Kemper Uk Power Plug

  • Hey guys, I just bought the kemper rack second hand , I purchased it on ebay from a guy in Italy , it came in near mint condition but with the European plug which I was expecting. I looked around my house for a kettle lead, the one I have has 250V 5 amps in the plug part, then the 3 pin part of the cable says 250V 10 Amperes. The european plug that came with it says 250V 10 amperes at the 3 pin connection part, in the plug itself, it says ~250V 16 Amps. The kettle lead I have is marked Longwell. I don't suppose anyone uses the exact plug I have and it works great ?

    I know that this topic has been covered before but I just wanted to double check the exactly correct UK plug. The 250V~ difference between that and 240V doesn't matter right ? The 5 amp plug will be alright or do I need to use a 13 amp plug ? I would hate to fry this beautiful piece of equipment. I am using the unpowered kemper rack.

  • The amperage rating (0.5 amp) refers to the amount of electrical current the Kemper would draw (at maximum)

    I'd say better to use a 5 amp rather than a 13 amp - it'd blow quicker, thus offering more protection should the worst happen.

  • This is what another user wrote on this forum for the same question:

    forum thread :Power cable fuse rating?

    "Thanks Musicman, I think you are correct in this.

    I've just spoken on the phone to a guy from DV247 and he said I should be using a 5 amp or 3 amp fuse as the KPA draws around 1/8th amp. Basically, the 13 amp fuse supplied should be rated low enough to blow in the event of a short circuit, but normal operation of the KPA shouldn't draw enough current to blow a 3 or 5 amp fuse.

    I'm going to use a 3 amp fuse until I hear any different. Better to be safe than sorry.

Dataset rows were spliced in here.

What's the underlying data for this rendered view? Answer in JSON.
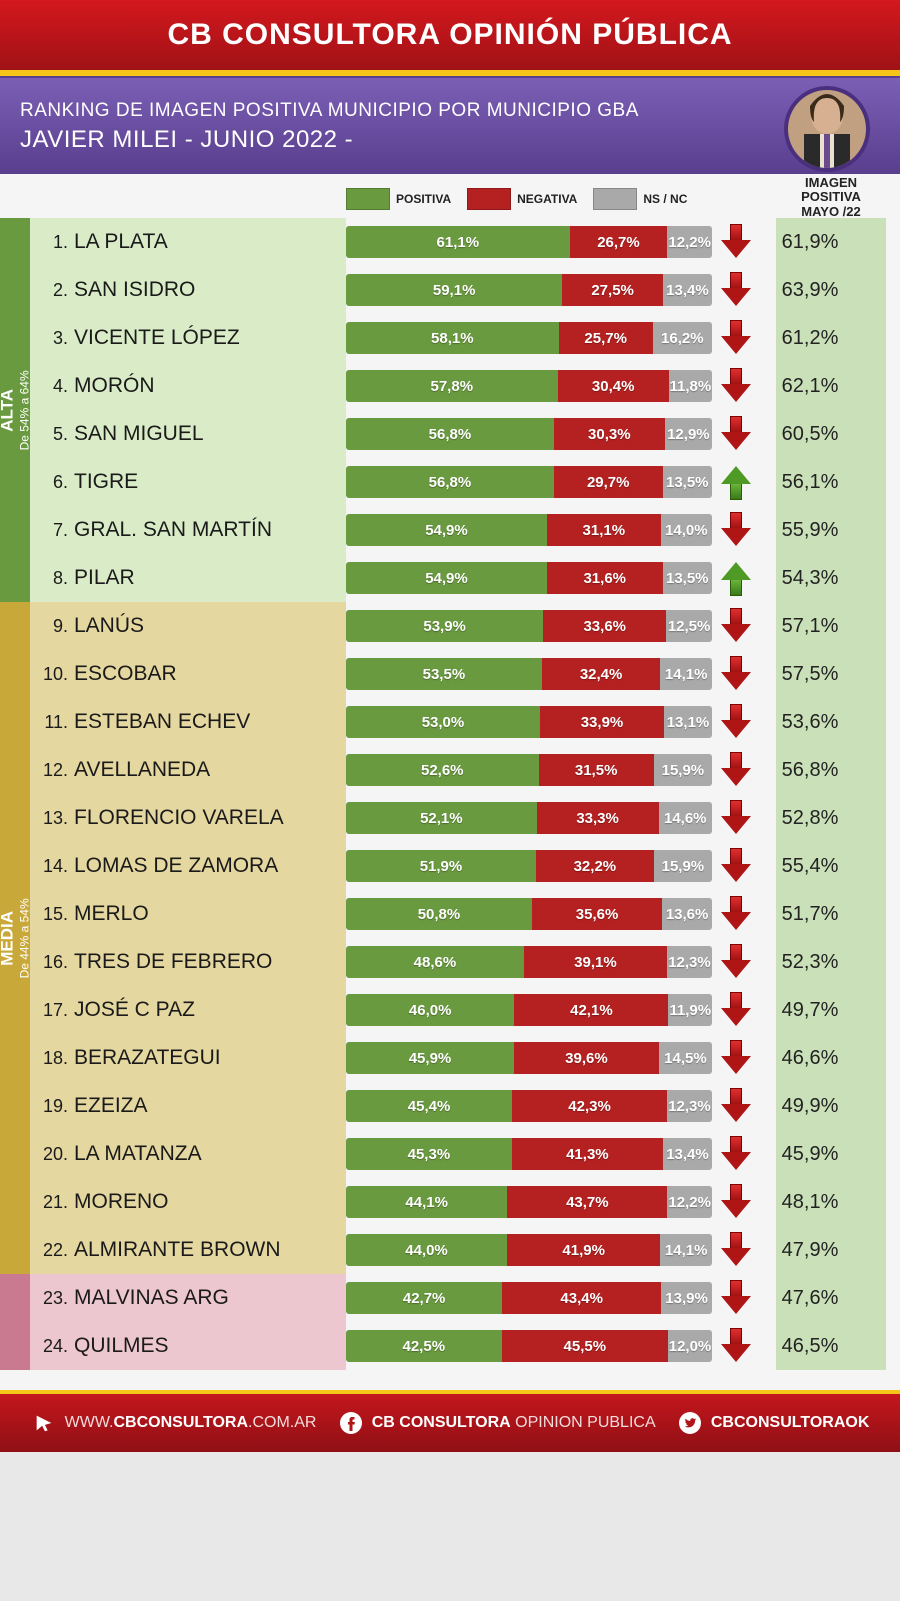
{
  "header": {
    "title": "CB CONSULTORA OPINIÓN PÚBLICA"
  },
  "sub": {
    "line1": "RANKING DE IMAGEN POSITIVA MUNICIPIO POR MUNICIPIO GBA",
    "line2": "JAVIER MILEI - JUNIO 2022 -"
  },
  "legend": {
    "positiva": "POSITIVA",
    "negativa": "NEGATIVA",
    "nsnc": "NS / NC",
    "mayo_header": "IMAGEN POSITIVA MAYO /22"
  },
  "colors": {
    "positiva": "#6a9a3f",
    "negativa": "#b52020",
    "nsnc": "#a9a9a9",
    "row_alta": "#d9ecc7",
    "row_media": "#e5d7a0",
    "row_baja": "#ecc7cf",
    "tab_alta": "#6a9a3f",
    "tab_media": "#c9a83a",
    "tab_baja": "#c97a90",
    "mayo_bg": "#c9e0b8"
  },
  "groups": [
    {
      "id": "alta",
      "label_big": "ALTA",
      "label_small": "De 54% a 64%",
      "color": "#6a9a3f",
      "bg": "#d9ecc7",
      "start": 0,
      "end": 8
    },
    {
      "id": "media",
      "label_big": "MEDIA",
      "label_small": "De 44% a 54%",
      "color": "#c9a83a",
      "bg": "#e5d7a0",
      "start": 8,
      "end": 22
    },
    {
      "id": "baja",
      "label_big": "",
      "label_small": "",
      "color": "#c97a90",
      "bg": "#ecc7cf",
      "start": 22,
      "end": 24
    }
  ],
  "rows": [
    {
      "rank": "1.",
      "name": "LA PLATA",
      "pos": "61,1%",
      "neg": "26,7%",
      "ns": "12,2%",
      "pos_v": 61.1,
      "neg_v": 26.7,
      "ns_v": 12.2,
      "trend": "down",
      "mayo": "61,9%"
    },
    {
      "rank": "2.",
      "name": "SAN ISIDRO",
      "pos": "59,1%",
      "neg": "27,5%",
      "ns": "13,4%",
      "pos_v": 59.1,
      "neg_v": 27.5,
      "ns_v": 13.4,
      "trend": "down",
      "mayo": "63,9%"
    },
    {
      "rank": "3.",
      "name": "VICENTE LÓPEZ",
      "pos": "58,1%",
      "neg": "25,7%",
      "ns": "16,2%",
      "pos_v": 58.1,
      "neg_v": 25.7,
      "ns_v": 16.2,
      "trend": "down",
      "mayo": "61,2%"
    },
    {
      "rank": "4.",
      "name": "MORÓN",
      "pos": "57,8%",
      "neg": "30,4%",
      "ns": "11,8%",
      "pos_v": 57.8,
      "neg_v": 30.4,
      "ns_v": 11.8,
      "trend": "down",
      "mayo": "62,1%"
    },
    {
      "rank": "5.",
      "name": "SAN MIGUEL",
      "pos": "56,8%",
      "neg": "30,3%",
      "ns": "12,9%",
      "pos_v": 56.8,
      "neg_v": 30.3,
      "ns_v": 12.9,
      "trend": "down",
      "mayo": "60,5%"
    },
    {
      "rank": "6.",
      "name": "TIGRE",
      "pos": "56,8%",
      "neg": "29,7%",
      "ns": "13,5%",
      "pos_v": 56.8,
      "neg_v": 29.7,
      "ns_v": 13.5,
      "trend": "up",
      "mayo": "56,1%"
    },
    {
      "rank": "7.",
      "name": "GRAL. SAN MARTÍN",
      "pos": "54,9%",
      "neg": "31,1%",
      "ns": "14,0%",
      "pos_v": 54.9,
      "neg_v": 31.1,
      "ns_v": 14.0,
      "trend": "down",
      "mayo": "55,9%"
    },
    {
      "rank": "8.",
      "name": "PILAR",
      "pos": "54,9%",
      "neg": "31,6%",
      "ns": "13,5%",
      "pos_v": 54.9,
      "neg_v": 31.6,
      "ns_v": 13.5,
      "trend": "up",
      "mayo": "54,3%"
    },
    {
      "rank": "9.",
      "name": "LANÚS",
      "pos": "53,9%",
      "neg": "33,6%",
      "ns": "12,5%",
      "pos_v": 53.9,
      "neg_v": 33.6,
      "ns_v": 12.5,
      "trend": "down",
      "mayo": "57,1%"
    },
    {
      "rank": "10.",
      "name": "ESCOBAR",
      "pos": "53,5%",
      "neg": "32,4%",
      "ns": "14,1%",
      "pos_v": 53.5,
      "neg_v": 32.4,
      "ns_v": 14.1,
      "trend": "down",
      "mayo": "57,5%"
    },
    {
      "rank": "11.",
      "name": "ESTEBAN ECHEV",
      "pos": "53,0%",
      "neg": "33,9%",
      "ns": "13,1%",
      "pos_v": 53.0,
      "neg_v": 33.9,
      "ns_v": 13.1,
      "trend": "down",
      "mayo": "53,6%"
    },
    {
      "rank": "12.",
      "name": "AVELLANEDA",
      "pos": "52,6%",
      "neg": "31,5%",
      "ns": "15,9%",
      "pos_v": 52.6,
      "neg_v": 31.5,
      "ns_v": 15.9,
      "trend": "down",
      "mayo": "56,8%"
    },
    {
      "rank": "13.",
      "name": "FLORENCIO VARELA",
      "pos": "52,1%",
      "neg": "33,3%",
      "ns": "14,6%",
      "pos_v": 52.1,
      "neg_v": 33.3,
      "ns_v": 14.6,
      "trend": "down",
      "mayo": "52,8%"
    },
    {
      "rank": "14.",
      "name": "LOMAS DE ZAMORA",
      "pos": "51,9%",
      "neg": "32,2%",
      "ns": "15,9%",
      "pos_v": 51.9,
      "neg_v": 32.2,
      "ns_v": 15.9,
      "trend": "down",
      "mayo": "55,4%"
    },
    {
      "rank": "15.",
      "name": "MERLO",
      "pos": "50,8%",
      "neg": "35,6%",
      "ns": "13,6%",
      "pos_v": 50.8,
      "neg_v": 35.6,
      "ns_v": 13.6,
      "trend": "down",
      "mayo": "51,7%"
    },
    {
      "rank": "16.",
      "name": "TRES DE FEBRERO",
      "pos": "48,6%",
      "neg": "39,1%",
      "ns": "12,3%",
      "pos_v": 48.6,
      "neg_v": 39.1,
      "ns_v": 12.3,
      "trend": "down",
      "mayo": "52,3%"
    },
    {
      "rank": "17.",
      "name": "JOSÉ C PAZ",
      "pos": "46,0%",
      "neg": "42,1%",
      "ns": "11,9%",
      "pos_v": 46.0,
      "neg_v": 42.1,
      "ns_v": 11.9,
      "trend": "down",
      "mayo": "49,7%"
    },
    {
      "rank": "18.",
      "name": "BERAZATEGUI",
      "pos": "45,9%",
      "neg": "39,6%",
      "ns": "14,5%",
      "pos_v": 45.9,
      "neg_v": 39.6,
      "ns_v": 14.5,
      "trend": "down",
      "mayo": "46,6%"
    },
    {
      "rank": "19.",
      "name": "EZEIZA",
      "pos": "45,4%",
      "neg": "42,3%",
      "ns": "12,3%",
      "pos_v": 45.4,
      "neg_v": 42.3,
      "ns_v": 12.3,
      "trend": "down",
      "mayo": "49,9%"
    },
    {
      "rank": "20.",
      "name": "LA MATANZA",
      "pos": "45,3%",
      "neg": "41,3%",
      "ns": "13,4%",
      "pos_v": 45.3,
      "neg_v": 41.3,
      "ns_v": 13.4,
      "trend": "down",
      "mayo": "45,9%"
    },
    {
      "rank": "21.",
      "name": "MORENO",
      "pos": "44,1%",
      "neg": "43,7%",
      "ns": "12,2%",
      "pos_v": 44.1,
      "neg_v": 43.7,
      "ns_v": 12.2,
      "trend": "down",
      "mayo": "48,1%"
    },
    {
      "rank": "22.",
      "name": "ALMIRANTE BROWN",
      "pos": "44,0%",
      "neg": "41,9%",
      "ns": "14,1%",
      "pos_v": 44.0,
      "neg_v": 41.9,
      "ns_v": 14.1,
      "trend": "down",
      "mayo": "47,9%"
    },
    {
      "rank": "23.",
      "name": "MALVINAS ARG",
      "pos": "42,7%",
      "neg": "43,4%",
      "ns": "13,9%",
      "pos_v": 42.7,
      "neg_v": 43.4,
      "ns_v": 13.9,
      "trend": "down",
      "mayo": "47,6%"
    },
    {
      "rank": "24.",
      "name": "QUILMES",
      "pos": "42,5%",
      "neg": "45,5%",
      "ns": "12,0%",
      "pos_v": 42.5,
      "neg_v": 45.5,
      "ns_v": 12.0,
      "trend": "down",
      "mayo": "46,5%"
    }
  ],
  "footer": {
    "web_pre": "WWW.",
    "web_bold": "CBCONSULTORA",
    "web_post": ".COM.AR",
    "fb_bold": "CB CONSULTORA",
    "fb_thin": " OPINION PUBLICA",
    "tw": "CBCONSULTORAOK"
  }
}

    The consensus of articles I've read up on this matter suggest that using a fuse that's rated too high for particular appliance/cable can allow enough current through to overheat the cable and maybe even cause a fire - even if there is no fault anywhere else, either in the mains current 'spiking', or in the appliance itself (such as a short circuit). Maybe it's the 'curious' way our properties are wired in the UK, but getting the correct fuse installed in a plug is a very serious and potentially life-threatening matter.

    I will accept that this mostly applies to appliances that have (permanently) fitted power cords, where the gauge of power cable will have been matched to the current draw of the appliance. In this scenario, it would be quite easy to overheat a power cord designed to carry, say 3amps, by fitting a 13amp fuse to the plug. With the so-called 'kettle' lead supplied with my Kemper, the cable itself is actually of a thick enough gauge to carry the current commensurate with a plug fitted with a 13amp fuse.

    I still believe though, that either Kemper, or the vendor (i.e. the company you made the purchase contract with) should stipulate the correct electrical use of the product for the region it has been purchased from, or for use in."

  • Dude I wouldn't get concerned, you will soon know if the kemper decides to pull more than a couple of amps, it will probably be on fire.

    If your in the UK, then all your outlets should be RCD protected anyhow, ........even more so in a live situation.

  • Can I just ask what the other end of the cable means when it says 10A 250~ at the 3 pin connector connection which goes into the kemper. The 5A fuse in the plug protects the outlet in the the wall from going on fire or the multi outlet if you have it plugged into that so what does the other side of the cable mean with 10A 250~, thats whats going from the wall into the kemper ? I dont know anything about electronics so i'm just trying to make sure before plugging in the kemper for the first time.

  • The 10A 250V~ means that the actual cable (the diameter of the wires) is rated for maximum 10A current (2500W power). This is kind of standard for regular power cables, multiplugs and power distributors. Devices that draw more current need thicker cable wires.

    The unpowered Kemper Profiler (as stated before) only draws VERY little current. A powered Kemper Profiler can draw up to 4 - 5A at 250V~. With an unpowered Profiler, you can use the smallest fuse available. And with a PowerRack or PowerHead, you should use a 5A fuse.